Owners of a double-booked grave site at the Cortez Cemetery have decided to not accept compensation or pursue legal action.
Instead, Bob and Lorraine James, of Farmington, N.M., have decided to donate their lots to a grieving family.
The James’s had been steadfast in correcting a cemetery error they discovered on Memorial Day. A cremation burial had placed on a portion of two burial lots they purchased for themselves in 2001.
Last week, they had a change of heart.
“We try and live our lives by what is right, not who’s right,” stated Lorraine James. “We would like to deed our remaining one-and-a half plots to the family” who lost a son buried there.
When informed by phone, the recipient, who asked not to be identified, said it was the first she had heard of the offer and would accept it.
“We are grateful for the generous gesture. It touches my heart, and is very kind after all that we have been through,” she said.
The Cortez cemetery has been struggling with incomplete and incorrect records for the older part of the cemetery, established in 1892.
Cemetery officials admitted to the unintentional mix-up and apologized, blaming it on confusing records that were misinterpreted by a new manager. The full-body gravesites purchased by the Jameses were labeled in the records with letters, typically used to indicate a cremation site. Because of the labeling error, the site was resold for a cremation burial.
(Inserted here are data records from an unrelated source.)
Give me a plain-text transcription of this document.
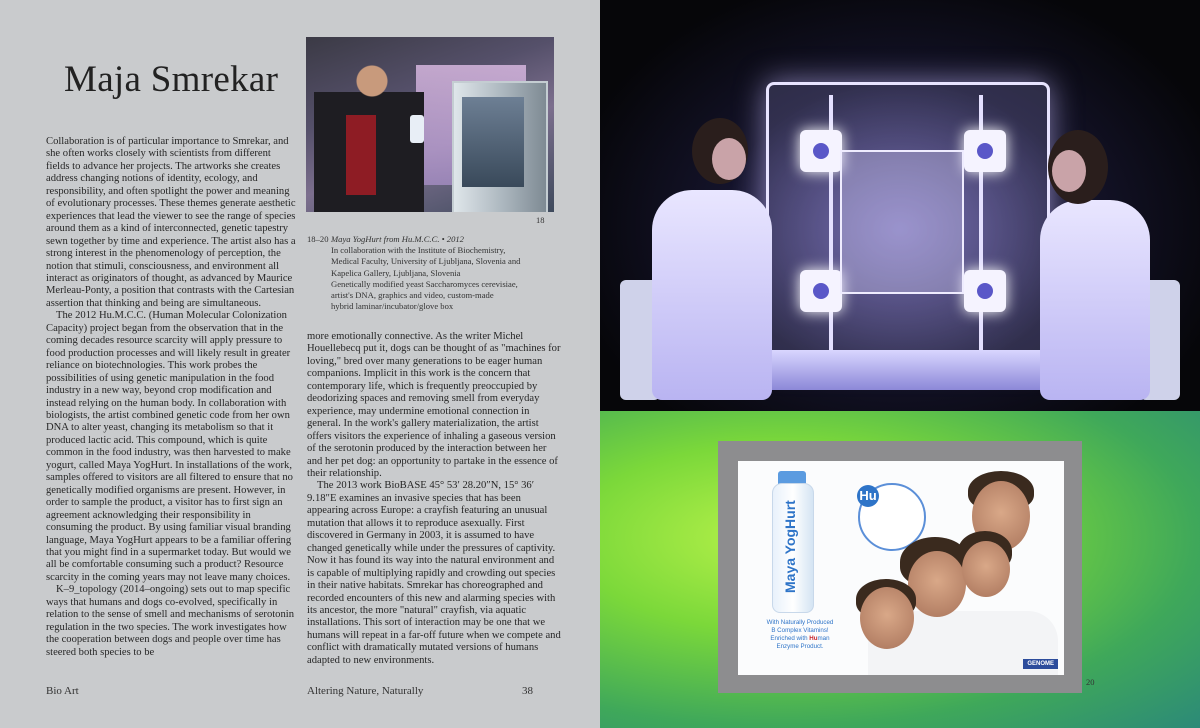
Maja Smrekar
18
18–20 Maya YogHurt from Hu.M.C.C. • 2012
In collaboration with the Institute of Biochemistry,
Medical Faculty, University of Ljubljana, Slovenia and
Kapelica Gallery, Ljubljana, Slovenia
Genetically modified yeast Saccharomyces cerevisiae,
artist's DNA, graphics and video, custom-made
hybrid laminar/incubator/glove box

Collaboration is of particular importance to Smrekar, and she often works closely with scientists from different fields to advance her projects. The artworks she creates address changing notions of identity, ecology, and responsibility, and often spotlight the power and meaning of evolutionary processes. These themes generate aesthetic experiences that lead the viewer to see the range of species around them as a kind of interconnected, genetic tapestry sewn together by time and experience. The artist also has a strong interest in the phenomenology of perception, the notion that stimuli, consciousness, and environment all interact as originators of thought, as advanced by Maurice Merleau-Ponty, a position that contrasts with the Cartesian assertion that thinking and being are simultaneous.

The 2012 Hu.M.C.C. (Human Molecular Colonization Capacity) project began from the observation that in the coming decades resource scarcity will apply pressure to food production processes and will likely result in greater reliance on biotechnologies. This work probes the possibilities of using genetic manipulation in the food industry in a new way, beyond crop modification and instead relying on the human body. In collaboration with biologists, the artist combined genetic code from her own DNA to alter yeast, changing its metabolism so that it produced lactic acid. This compound, which is quite common in the food industry, was then harvested to make yogurt, called Maya YogHurt. In installations of the work, samples offered to visitors are all filtered to ensure that no genetically modified organisms are present. However, in order to sample the product, a visitor has to first sign an agreement acknowledging their responsibility in consuming the product. By using familiar visual branding language, Maya YogHurt appears to be a familiar offering that you might find in a supermarket today. But would we all be comfortable consuming such a product? Resource scarcity in the coming years may not leave many choices.

K–9_topology (2014–ongoing) sets out to map specific ways that humans and dogs co-evolved, specifically in relation to the sense of smell and mechanisms of serotonin regulation in the two species. The work investigates how the cooperation between dogs and people over time has steered both species to be

more emotionally connective. As the writer Michel Houellebecq put it, dogs can be thought of as "machines for loving," bred over many generations to be eager human companions. Implicit in this work is the concern that contemporary life, which is frequently preoccupied by deodorizing spaces and removing smell from everyday experience, may undermine emotional connection in general. In the work's gallery materialization, the artist offers visitors the experience of inhaling a gaseous version of the serotonin produced by the interaction between her and her pet dog: an opportunity to partake in the essence of their relationship.

The 2013 work BioBASE 45° 53′ 28.20″N, 15° 36′ 9.18″E examines an invasive species that has been appearing across Europe: a crayfish featuring an unusual mutation that allows it to reproduce asexually. First discovered in Germany in 2003, it is assumed to have changed genetically while under the pressures of captivity. Now it has found its way into the natural environment and is capable of multiplying rapidly and crowding out species in their native habitats. Smrekar has choreographed and recorded encounters of this new and alarming species with its ancestor, the more "natural" crayfish, via aquatic installations. This sort of interaction may be one that we humans will repeat in a far-off future when we compete and conflict with dramatically mutated versions of humans adapted to new environments.

Bio Art	Altering Nature, Naturally	38
Maya YogHurt
Hu
With Naturally Produced
B Complex Vitamins!
Enriched with Human
Enzyme Product.
GENOME
20
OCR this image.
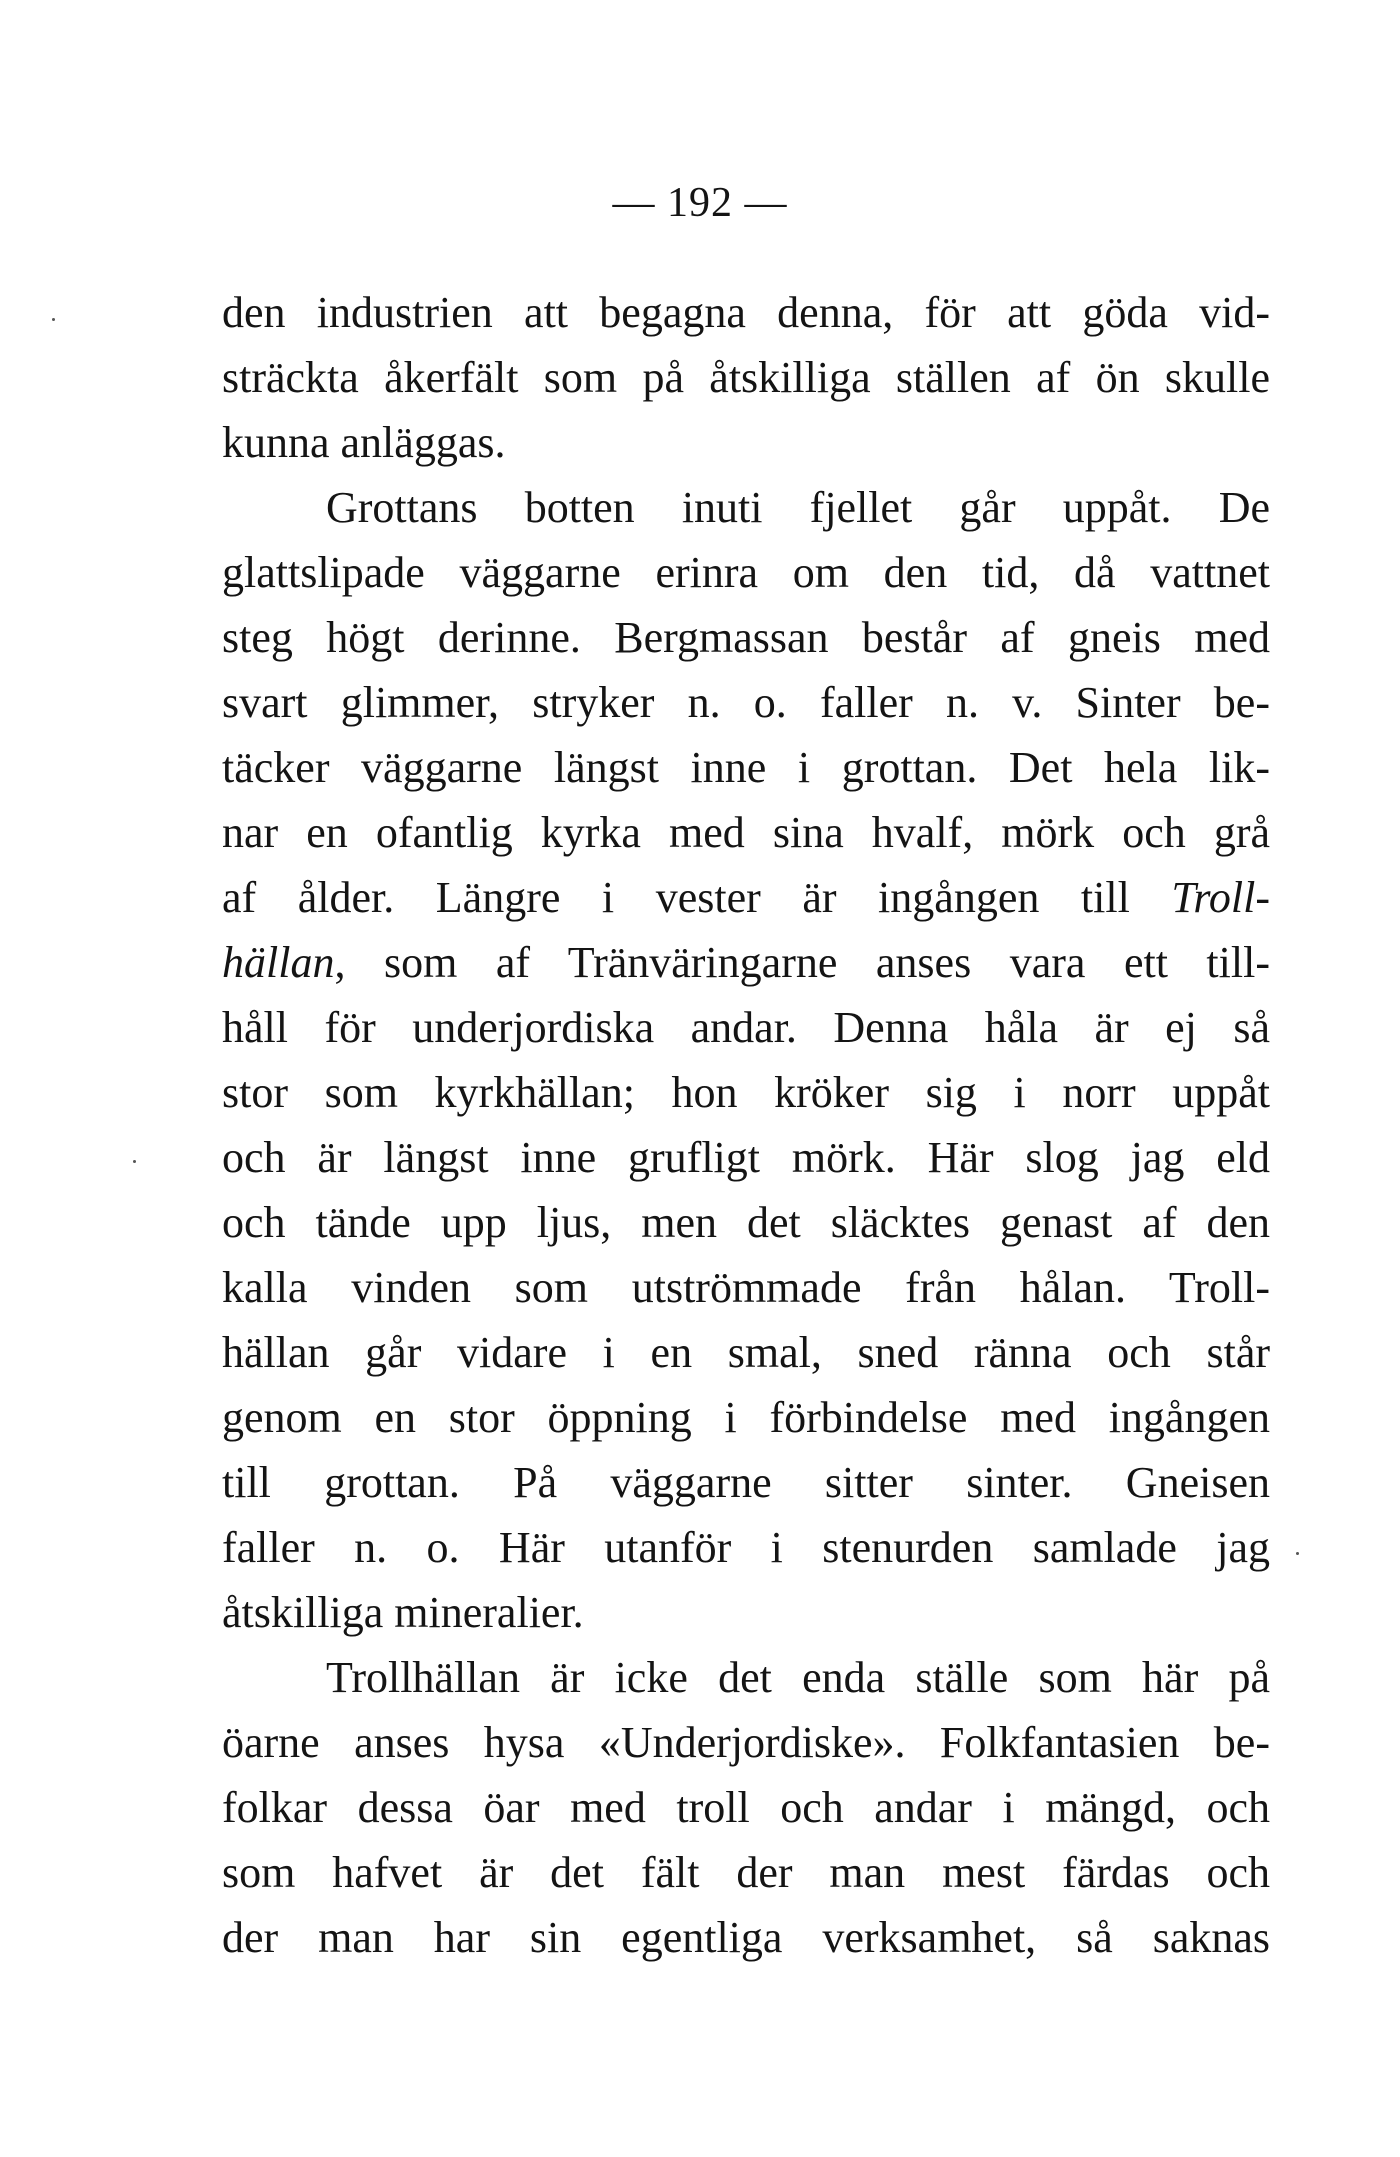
— 192 —
den industrien att begagna denna, för att göda vid-
sträckta åkerfält som på åtskilliga ställen af ön skulle
kunna anläggas.
Grottans botten inuti fjellet går uppåt. De
glattslipade väggarne erinra om den tid, då vattnet
steg högt derinne. Bergmassan består af gneis med
svart glimmer, stryker n. o. faller n. v. Sinter be-
täcker väggarne längst inne i grottan. Det hela lik-
nar en ofantlig kyrka med sina hvalf, mörk och grå
af ålder. Längre i vester är ingången till Troll-
hällan, som af Tränväringarne anses vara ett till-
håll för underjordiska andar. Denna håla är ej så
stor som kyrkhällan; hon kröker sig i norr uppåt
och är längst inne grufligt mörk. Här slog jag eld
och tände upp ljus, men det släcktes genast af den
kalla vinden som utströmmade från hålan. Troll-
hällan går vidare i en smal, sned ränna och står
genom en stor öppning i förbindelse med ingången
till grottan. På väggarne sitter sinter. Gneisen
faller n. o. Här utanför i stenurden samlade jag
åtskilliga mineralier.
Trollhällan är icke det enda ställe som här på
öarne anses hysa «Underjordiske». Folkfantasien be-
folkar dessa öar med troll och andar i mängd, och
som hafvet är det fält der man mest färdas och
der man har sin egentliga verksamhet, så saknas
As compensation, the district offered a settlement to the Jameses that included buying back the plots at the current rate, giving them two nearby full-burial plots, and covering burial and closure costs of about $900.
In a statement, the Jameses said the offer was generous, but they declined, opting instead to deed the remaining one-and-a-half lots to the family who buried a young son there.
“We do not want, nor will we seek further redress in this issue,” the Jameses said.
Cemetery board member Jim Bridgewater said he was “pleasantly surprised” by the counter offer.
“They went above and beyond and their understanding of an emotional situation is very appreciative,” he said.
Bridgewater said he will make a motion at the next meeting that the Jameses be granted any two burial plots within the cemetery.
“I feel that our offer should be honored by our board and future boards should they decide to be buried here in the future,” he said.
As a result of the mix-up, cemetery officials enacted a moratorium on selling additional plots from the older part of the cemetery in Blocks 1, 2 and 3.
“To avoid future problems, we will not sell there,” said manager Chris Carlson. “We just don’t have good records for that older section.”
Local historian June Head, a former cemetery board member, is conducting an inventory of the 5,500 grave sites at Cortez Cemetery. The survey process involves comparing deeds with the cemetery records and the grave location.
“Just talking with families about where their loved ones are buried has cleared up a lot,” Head said.
Considering how old the cemetery is Head “defends the record keeping” and said efforts are being made to find and correct mistakes.
Even before the area was a cemetery, people were buried in that location, she said. Some headstones from the late 1800s were made of sandstone and have physically eroded away. Another challenge, original records from 1892 to 1933 are missing.
“The records are good in the newer sections,” Head said. “I could see why there are mistakes. We’re not the only cemetery that has record-keeping challenges.”
The Jamese always emphasized that one reason for their efforts was to prevent the mistakes from happening again.
“We see the cemetery district making every attempt to get the records straightened out and that is the most important thing,” stated Lorraine James.